Iran has kicked off its vaccination campaign against COVID-19 using the Russian-developed Sputnik V vaccine.
"The first person to receive the Russian Sputnik vaccine is my own child," Health Minister Saeed Namaki said at a ceremony at Tehran's Imam Khomeini Hospital, broadcast live on television on February 8.
Deputy Health Minister Alireza Raisi said that medical personnel treating COVIV-19 patients, the elderly, disabled, and veterans would be among the first Iranians to receive the jab.
The first batch of Sputnik V arrived in Tehran on February 4, and Iranian authorities have said two more shipments were expected by February 18 and 28.
Health Ministry spokesman Kianoush Jahanpour told AFP that the country had purchased 2 million doses of the vaccine.
Peer-reviewed, late-stage trial results published in The Lancet medical journal last week showed the two-dose regimen of Sputnik V was 91.6 percent effective against symptomatic COVID-19.

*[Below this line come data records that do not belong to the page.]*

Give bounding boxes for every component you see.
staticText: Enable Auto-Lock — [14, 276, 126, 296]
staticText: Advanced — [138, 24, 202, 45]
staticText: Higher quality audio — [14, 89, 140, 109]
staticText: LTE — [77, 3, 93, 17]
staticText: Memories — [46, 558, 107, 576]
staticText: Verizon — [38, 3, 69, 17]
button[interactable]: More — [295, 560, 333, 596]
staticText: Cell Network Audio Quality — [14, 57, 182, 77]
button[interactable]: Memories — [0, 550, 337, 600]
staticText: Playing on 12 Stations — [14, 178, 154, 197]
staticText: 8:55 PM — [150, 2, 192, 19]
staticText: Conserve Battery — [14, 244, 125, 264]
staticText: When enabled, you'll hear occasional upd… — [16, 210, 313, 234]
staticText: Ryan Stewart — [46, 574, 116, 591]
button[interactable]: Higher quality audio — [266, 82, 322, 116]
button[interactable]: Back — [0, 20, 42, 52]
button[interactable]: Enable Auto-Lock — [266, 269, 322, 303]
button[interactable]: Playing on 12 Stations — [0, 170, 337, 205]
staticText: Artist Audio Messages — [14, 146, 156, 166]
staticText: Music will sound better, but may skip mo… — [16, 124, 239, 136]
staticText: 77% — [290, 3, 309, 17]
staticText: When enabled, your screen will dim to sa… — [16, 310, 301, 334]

Namaki has said the country will also receive 4.2 million doses of the vaccine developed by Anglo-Swedish firm AstraZeneca and Oxford University, purchased via the World Health Organization-backed mechanism COVAX.
Iran is also working on locally developed vaccines.
The coronavirus has infected more than 1.4 million people in Iran, the country hardest hit by the pandemic in the Middle East, and killed over 58,500, according to health authorities.